Purtroppo nel campo educativo non stiamo andando tanto bene. Negli ultimi tempi si è molto parlato dei risultati dell’indagine per valutare le competenze dei nostri quindicenni promossa dall’OCSE, l’organizzazione per la cooperazione e lo sviluppo. Tra i paesi europei siamo agli ultimi posti delle classifiche di tutti e tre i test proposti: matematica, scienze e comprensione di un testo, con notevoli differenze tra le regioni del nord e quelle del sud.
Una cosa che colpisce è che, tra i primi cinque paesi in classifica, quattro sono asiatici… Va anche detto che i giovani asiatici (ma non solo loro) studiano molto, s’impegnano per ottenere il massimo risultato. Da noi non c’è questo spirito. E l’asticella è molto bassa.
Si è parlato poco, però, di un’altra ricerca, realizzata sempre dall’OCSE, questa volta sul livello educativo della popolazione italiana adulta, dai 16 ai 65 anni. Tra i 27 paesi europei siamo anche qui ultimi.

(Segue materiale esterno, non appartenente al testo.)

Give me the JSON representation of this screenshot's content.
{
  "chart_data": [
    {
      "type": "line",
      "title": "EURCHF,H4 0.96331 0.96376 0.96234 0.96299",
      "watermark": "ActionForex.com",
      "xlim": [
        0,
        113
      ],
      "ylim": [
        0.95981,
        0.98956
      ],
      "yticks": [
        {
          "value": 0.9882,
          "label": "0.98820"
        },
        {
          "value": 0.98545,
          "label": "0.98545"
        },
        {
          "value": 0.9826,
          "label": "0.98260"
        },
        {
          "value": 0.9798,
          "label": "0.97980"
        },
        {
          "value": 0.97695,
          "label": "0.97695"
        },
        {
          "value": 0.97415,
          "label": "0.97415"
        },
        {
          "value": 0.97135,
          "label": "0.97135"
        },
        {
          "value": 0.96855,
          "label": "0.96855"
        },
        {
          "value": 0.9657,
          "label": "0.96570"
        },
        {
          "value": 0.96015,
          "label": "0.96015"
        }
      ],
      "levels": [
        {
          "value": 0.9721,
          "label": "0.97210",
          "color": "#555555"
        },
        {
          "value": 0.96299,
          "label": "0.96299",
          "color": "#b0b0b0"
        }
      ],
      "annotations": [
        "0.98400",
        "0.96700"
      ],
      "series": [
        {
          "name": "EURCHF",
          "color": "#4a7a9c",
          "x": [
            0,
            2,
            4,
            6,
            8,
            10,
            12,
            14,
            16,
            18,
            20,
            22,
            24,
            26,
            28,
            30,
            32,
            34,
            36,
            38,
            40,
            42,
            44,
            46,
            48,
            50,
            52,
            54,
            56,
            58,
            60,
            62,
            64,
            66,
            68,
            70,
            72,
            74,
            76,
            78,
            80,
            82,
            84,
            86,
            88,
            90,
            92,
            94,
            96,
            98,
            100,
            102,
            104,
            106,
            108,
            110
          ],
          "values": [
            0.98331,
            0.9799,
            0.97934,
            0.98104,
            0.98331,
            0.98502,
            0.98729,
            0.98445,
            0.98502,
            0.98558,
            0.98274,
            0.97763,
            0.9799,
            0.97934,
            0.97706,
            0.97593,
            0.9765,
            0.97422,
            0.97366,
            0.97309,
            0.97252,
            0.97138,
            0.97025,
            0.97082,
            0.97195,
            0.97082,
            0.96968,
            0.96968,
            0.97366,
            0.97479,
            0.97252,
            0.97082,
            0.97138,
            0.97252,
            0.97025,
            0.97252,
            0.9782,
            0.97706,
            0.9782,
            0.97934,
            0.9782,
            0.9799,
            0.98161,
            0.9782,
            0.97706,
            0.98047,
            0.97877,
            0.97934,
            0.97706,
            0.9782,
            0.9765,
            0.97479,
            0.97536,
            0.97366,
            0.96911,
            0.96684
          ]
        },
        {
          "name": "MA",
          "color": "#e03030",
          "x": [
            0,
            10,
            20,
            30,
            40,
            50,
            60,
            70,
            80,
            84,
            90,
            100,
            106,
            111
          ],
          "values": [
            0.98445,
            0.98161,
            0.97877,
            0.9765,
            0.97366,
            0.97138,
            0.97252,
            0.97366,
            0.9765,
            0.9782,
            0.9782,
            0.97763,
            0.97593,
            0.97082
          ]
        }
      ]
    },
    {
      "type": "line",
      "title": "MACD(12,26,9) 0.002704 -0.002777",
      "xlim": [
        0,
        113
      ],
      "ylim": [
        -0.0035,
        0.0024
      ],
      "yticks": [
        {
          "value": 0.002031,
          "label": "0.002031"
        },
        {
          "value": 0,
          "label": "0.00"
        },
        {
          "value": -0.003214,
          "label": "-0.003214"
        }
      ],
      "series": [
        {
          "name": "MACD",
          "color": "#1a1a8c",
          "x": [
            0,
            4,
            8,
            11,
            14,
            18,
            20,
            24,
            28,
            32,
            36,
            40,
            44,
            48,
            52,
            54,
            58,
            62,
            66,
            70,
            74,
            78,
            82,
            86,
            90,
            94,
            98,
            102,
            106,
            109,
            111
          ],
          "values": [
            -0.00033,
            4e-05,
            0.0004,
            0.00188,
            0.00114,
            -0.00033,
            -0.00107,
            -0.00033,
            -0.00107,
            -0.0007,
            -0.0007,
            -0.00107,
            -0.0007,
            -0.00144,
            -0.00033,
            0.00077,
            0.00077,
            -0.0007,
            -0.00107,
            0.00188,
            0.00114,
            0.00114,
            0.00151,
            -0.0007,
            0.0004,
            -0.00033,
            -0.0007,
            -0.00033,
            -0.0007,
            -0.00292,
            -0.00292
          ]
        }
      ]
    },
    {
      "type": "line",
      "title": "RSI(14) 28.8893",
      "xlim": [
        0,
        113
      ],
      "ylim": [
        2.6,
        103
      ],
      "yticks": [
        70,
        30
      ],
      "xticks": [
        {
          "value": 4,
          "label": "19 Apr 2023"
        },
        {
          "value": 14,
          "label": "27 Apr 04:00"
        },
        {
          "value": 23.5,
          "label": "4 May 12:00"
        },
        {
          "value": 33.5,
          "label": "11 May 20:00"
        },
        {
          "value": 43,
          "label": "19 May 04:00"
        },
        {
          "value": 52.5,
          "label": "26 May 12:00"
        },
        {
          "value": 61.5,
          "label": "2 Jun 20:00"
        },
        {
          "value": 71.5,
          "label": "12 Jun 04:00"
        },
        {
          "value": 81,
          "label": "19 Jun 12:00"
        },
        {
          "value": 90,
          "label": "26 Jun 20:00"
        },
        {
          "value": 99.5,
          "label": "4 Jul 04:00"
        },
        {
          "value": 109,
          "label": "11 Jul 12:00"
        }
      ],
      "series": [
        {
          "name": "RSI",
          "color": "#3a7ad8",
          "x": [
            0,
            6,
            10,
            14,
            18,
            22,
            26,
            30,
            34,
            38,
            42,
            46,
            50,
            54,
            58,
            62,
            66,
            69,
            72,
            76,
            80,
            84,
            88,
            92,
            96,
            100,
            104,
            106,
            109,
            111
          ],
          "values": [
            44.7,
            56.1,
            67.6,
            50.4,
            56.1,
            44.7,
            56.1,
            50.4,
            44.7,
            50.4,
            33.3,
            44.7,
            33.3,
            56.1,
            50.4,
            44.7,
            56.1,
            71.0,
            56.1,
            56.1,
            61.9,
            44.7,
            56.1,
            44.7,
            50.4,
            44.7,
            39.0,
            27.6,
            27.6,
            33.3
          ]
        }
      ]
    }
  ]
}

Il fatto è che proveniamo da una condizione di ignoranza antica, contadina, un’eredità cui lo Stato italiano non è riuscito a sottrarsi attraverso una forte azione di recupero: sappiamo quanta poca attenzione (per usare un eufemismo) ha dedicato alla cultura, alla ricerca all’università, all’eccellenza, alla “televisione”, ai modelli di riferimento. È da lì che parte l’onda lunga. Perché la vera competizione economica si fonda ormai sullo sviluppo mentale e sui saperi.
Nonostante tutto, nel campo della scienza e della tecnologia, i ricercatori italiani vantano un alto profilo: la qualità di questi italiani è eccellente. Il problema è che devono, il più delle volte, emigrare per vedere premiati i loro meriti. E avrebbero difficoltà enormi a occupare posizioni analoghe, se rientrassero in Italia.
In questo articolo si è parlato di quanto è importante far circolare le idee. Ma occorre formare le persone. E questa è la parte più difficile e ambiziosa del progetto.